Appeals continue to come from state and local officials and many other advocates who are trying to explain the stakes in getting an accurate count not just for states but also for communities within them.

Public officials and other civic leaders all over the country had organized to promote the census with rallies and other public gatherings aimed at increasing the count.

While the virus has stalled all those efforts, advocates are still trying to reach people through social media and other means.

They can't afford not to try, given what is at risk for their respective communities.

Census results will literally help determine how billions of federal dollars get distributed over the next 10 years. Arkansas will use the data, too, to dole out state funding to cities and counties and to validate state investment in highways and schools and other projects and programs.

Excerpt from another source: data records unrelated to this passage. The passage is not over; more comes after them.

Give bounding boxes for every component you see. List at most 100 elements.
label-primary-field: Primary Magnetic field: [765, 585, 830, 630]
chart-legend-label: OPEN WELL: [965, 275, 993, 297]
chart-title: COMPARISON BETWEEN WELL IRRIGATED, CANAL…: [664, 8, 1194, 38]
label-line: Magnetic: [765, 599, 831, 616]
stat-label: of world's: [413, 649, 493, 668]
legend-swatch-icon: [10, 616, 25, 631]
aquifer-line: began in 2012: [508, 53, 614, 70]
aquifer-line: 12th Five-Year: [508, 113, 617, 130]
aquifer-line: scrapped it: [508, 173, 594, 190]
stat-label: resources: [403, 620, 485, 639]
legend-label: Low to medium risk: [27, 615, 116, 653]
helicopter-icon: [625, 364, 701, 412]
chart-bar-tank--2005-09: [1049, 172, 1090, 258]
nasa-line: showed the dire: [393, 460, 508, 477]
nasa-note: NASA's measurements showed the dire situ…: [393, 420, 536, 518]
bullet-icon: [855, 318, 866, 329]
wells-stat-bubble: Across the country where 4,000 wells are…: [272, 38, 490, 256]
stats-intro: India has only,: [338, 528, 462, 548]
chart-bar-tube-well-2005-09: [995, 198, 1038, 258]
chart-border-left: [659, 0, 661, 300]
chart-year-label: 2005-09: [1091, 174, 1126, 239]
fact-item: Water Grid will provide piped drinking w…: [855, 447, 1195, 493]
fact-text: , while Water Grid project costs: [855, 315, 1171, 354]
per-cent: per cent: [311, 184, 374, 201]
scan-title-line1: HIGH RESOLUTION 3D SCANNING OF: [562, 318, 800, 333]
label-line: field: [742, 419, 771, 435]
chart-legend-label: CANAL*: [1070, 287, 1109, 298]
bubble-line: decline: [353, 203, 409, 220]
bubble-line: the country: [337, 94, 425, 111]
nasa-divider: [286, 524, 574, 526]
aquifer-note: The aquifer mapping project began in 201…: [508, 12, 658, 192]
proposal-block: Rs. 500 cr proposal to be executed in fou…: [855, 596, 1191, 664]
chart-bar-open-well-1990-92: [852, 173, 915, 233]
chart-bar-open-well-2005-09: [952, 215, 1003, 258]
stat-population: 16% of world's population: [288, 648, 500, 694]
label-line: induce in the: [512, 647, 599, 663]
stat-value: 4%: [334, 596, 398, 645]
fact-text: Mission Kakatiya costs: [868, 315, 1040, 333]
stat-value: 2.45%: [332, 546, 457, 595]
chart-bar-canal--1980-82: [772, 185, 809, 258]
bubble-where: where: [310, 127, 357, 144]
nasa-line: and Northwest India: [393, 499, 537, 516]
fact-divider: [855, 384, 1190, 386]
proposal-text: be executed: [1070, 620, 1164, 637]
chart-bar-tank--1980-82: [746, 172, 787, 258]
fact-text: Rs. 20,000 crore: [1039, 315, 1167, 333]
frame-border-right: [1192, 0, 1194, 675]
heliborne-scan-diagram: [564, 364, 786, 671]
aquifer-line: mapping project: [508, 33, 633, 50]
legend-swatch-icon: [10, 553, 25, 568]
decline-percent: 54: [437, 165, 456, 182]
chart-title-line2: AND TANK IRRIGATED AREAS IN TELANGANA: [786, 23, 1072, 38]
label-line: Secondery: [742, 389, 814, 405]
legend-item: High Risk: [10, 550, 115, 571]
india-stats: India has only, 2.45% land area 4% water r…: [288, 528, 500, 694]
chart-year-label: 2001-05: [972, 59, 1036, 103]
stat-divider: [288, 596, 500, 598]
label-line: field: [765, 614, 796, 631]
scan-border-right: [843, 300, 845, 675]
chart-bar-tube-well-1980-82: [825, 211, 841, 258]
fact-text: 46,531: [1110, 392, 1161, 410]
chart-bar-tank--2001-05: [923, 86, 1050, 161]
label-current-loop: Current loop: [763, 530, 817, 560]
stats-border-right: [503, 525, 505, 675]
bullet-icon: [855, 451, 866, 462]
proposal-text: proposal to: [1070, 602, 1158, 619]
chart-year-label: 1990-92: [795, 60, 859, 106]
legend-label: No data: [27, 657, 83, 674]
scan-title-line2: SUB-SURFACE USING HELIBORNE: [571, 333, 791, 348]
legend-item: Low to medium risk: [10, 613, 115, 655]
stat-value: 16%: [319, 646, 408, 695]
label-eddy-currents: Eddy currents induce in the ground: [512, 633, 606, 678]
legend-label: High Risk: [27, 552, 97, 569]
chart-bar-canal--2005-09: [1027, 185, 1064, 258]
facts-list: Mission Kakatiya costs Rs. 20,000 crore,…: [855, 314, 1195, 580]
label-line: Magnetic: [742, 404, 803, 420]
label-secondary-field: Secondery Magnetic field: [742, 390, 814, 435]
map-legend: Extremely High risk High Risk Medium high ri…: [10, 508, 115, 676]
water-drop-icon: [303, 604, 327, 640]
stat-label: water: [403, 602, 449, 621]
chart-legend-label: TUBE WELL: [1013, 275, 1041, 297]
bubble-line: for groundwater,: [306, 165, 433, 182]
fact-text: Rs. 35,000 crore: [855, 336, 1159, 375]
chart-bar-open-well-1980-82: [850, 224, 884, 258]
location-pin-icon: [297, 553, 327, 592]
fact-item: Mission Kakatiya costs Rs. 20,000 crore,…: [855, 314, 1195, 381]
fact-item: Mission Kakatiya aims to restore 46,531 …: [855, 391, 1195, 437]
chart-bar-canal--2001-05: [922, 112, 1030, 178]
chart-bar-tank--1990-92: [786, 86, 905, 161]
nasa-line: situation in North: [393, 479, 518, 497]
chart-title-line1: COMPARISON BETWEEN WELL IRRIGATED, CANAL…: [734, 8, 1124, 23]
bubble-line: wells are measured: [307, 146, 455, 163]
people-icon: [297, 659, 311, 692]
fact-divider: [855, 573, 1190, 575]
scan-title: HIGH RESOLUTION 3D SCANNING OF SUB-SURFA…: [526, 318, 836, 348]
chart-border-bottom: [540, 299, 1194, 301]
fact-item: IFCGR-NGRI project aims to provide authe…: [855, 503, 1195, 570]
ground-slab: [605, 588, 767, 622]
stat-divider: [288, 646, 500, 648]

Population figures among the states and within them guide not only public decisions on all manner of issues but also drive private development and planning.

Another reason for the nationwide count is to determine representation in the U.S. House of Representatives. Every state gets two U.S. senators but the number of representatives for each is based on population.

Arkansas' population, relative to the rest of the country, has in modern history given this state four seats in the House. More heavily populated states get more of the 435 members of the House, although each state has at least one.

These same population numbers are used, too, to apportion seats in the state Legislature (35 in the state Senate and 100 in the Arkansas House of Representatives).

City ward boundaries, school district lines and voting precincts are all drawn based on census data.

The count needs to be right and that depends on the American people, not the virus.